This lighter version of pumpkin pie is made with egg substitute in place of eggs, and is served in a chewy brown sugar and oat crust.
INGREDIENTS (for 8 servings):
- 1 1/4 cups oats, quick-cooking
- 1/3 cup brown sugar, firmly packed
- 1/4 cup all-purpose flour
- 2 tablespoons margarine, melted
- 2 tablespoons egg substitute product, fat free, cholesterol free
- 1 (14 ounce) can EAGLE BRAND® Sweetened Condensed Milk (NOT evaporated milk)
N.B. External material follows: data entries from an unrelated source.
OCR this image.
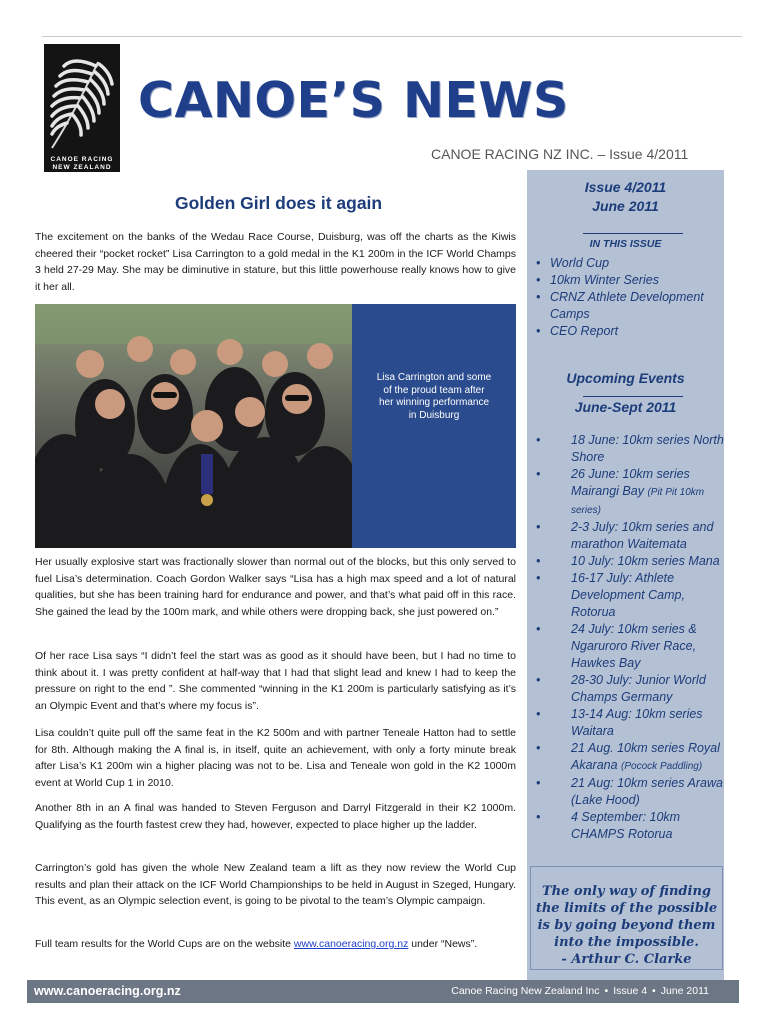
CANOE RACING
NEW ZEALAND
CANOE’S NEWS
CANOE RACING NZ INC. – Issue 4/2011
Issue 4/2011
June 2011
IN THIS ISSUE
Upcoming Events
June-Sept 2011
• World Cup
• 10km Winter Series
• CRNZ Athlete Development Camps
• CEO Report
• 18 June: 10km series North Shore
• 26 June: 10km series Mairangi Bay (Pit Pit 10km series)
• 2-3 July: 10km series and marathon Waitemata
• 10 July: 10km series Mana
• 16-17 July: Athlete Development Camp, Rotorua
• 24 July: 10km series & Ngaruroro River Race, Hawkes Bay
• 28-30 July: Junior World Champs Germany
• 13-14 Aug: 10km series Waitara
• 21 Aug. 10km series Royal Akarana (Pocock Paddling)
• 21 Aug: 10km series Arawa (Lake Hood)
• 4 September: 10km CHAMPS Rotorua
The only way of finding the limits of the possible is by going beyond them into the impossible.
- Arthur C. Clarke
Golden Girl does it again

The excitement on the banks of the Wedau Race Course, Duisburg, was off the charts as the Kiwis cheered their “pocket rocket” Lisa Carrington to a gold medal in the K1 200m in the ICF World Champs 3 held 27-29 May. She may be diminutive in stature, but this little powerhouse really knows how to give it her all.

Lisa Carrington and some of the proud team after her winning performance in Duisburg

Her usually explosive start was fractionally slower than normal out of the blocks, but this only served to fuel Lisa’s determination. Coach Gordon Walker says “Lisa has a high max speed and a lot of natural qualities, but she has been training hard for endurance and power, and that’s what paid off in this race. She gained the lead by the 100m mark, and while others were dropping back, she just powered on.”

Of her race Lisa says “I didn’t feel the start was as good as it should have been, but I had no time to think about it. I was pretty confident at half-way that I had that slight lead and knew I had to keep the pressure on right to the end ”. She commented “winning in the K1 200m is particularly satisfying as it’s an Olympic Event and that’s where my focus is”.

Lisa couldn’t quite pull off the same feat in the K2 500m and with partner Teneale Hatton had to settle for 8th. Although making the A final is, in itself, quite an achievement, with only a forty minute break after Lisa’s K1 200m win a higher placing was not to be. Lisa and Teneale won gold in the K2 1000m event at World Cup 1 in 2010.

Another 8th in an A final was handed to Steven Ferguson and Darryl Fitzgerald in their K2 1000m. Qualifying as the fourth fastest crew they had, however, expected to place higher up the ladder.

Carrington’s gold has given the whole New Zealand team a lift as they now review the World Cup results and plan their attack on the ICF World Championships to be held in August in Szeged, Hungary. This event, as an Olympic selection event, is going to be pivotal to the team’s Olympic campaign.

Full team results for the World Cups are on the website www.canoeracing.org.nz under “News”.

www.canoeracing.org.nz	Canoe Racing New Zealand Inc • Issue 4 • June 2011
- 1 1/3 cups canned pumpkin
- 1/2 cup egg substitute product, fat free, cholesterol free
- 1 teaspoon cinnamon, ground
- 1/2 teaspoon ginger, ground
- 1/8 teaspoon nutmeg, ground
- 1/2 teaspoon salt
Preheat oven to 400 degrees F. Combine oats, sugar and flour. Add margarine and egg substitute product; mix well.
Press 1 3/4 cups mixture firmly on bottom and up sides of sprayed 9-inch pie pan using a thin metal spatula.
In mixing bowl, combine EAGLE BRAND®, pumpkin, egg substitute product, spices and salt; mix until well blended (DO NOT OVERMIX). Pour filling into pie shell.
Bake 15 minutes; reduce temperature to 350 degrees F. Continue baking 15 to 18 minutes or until center is softly set.
Cool; Chill. Garnish as desired with low fat topping.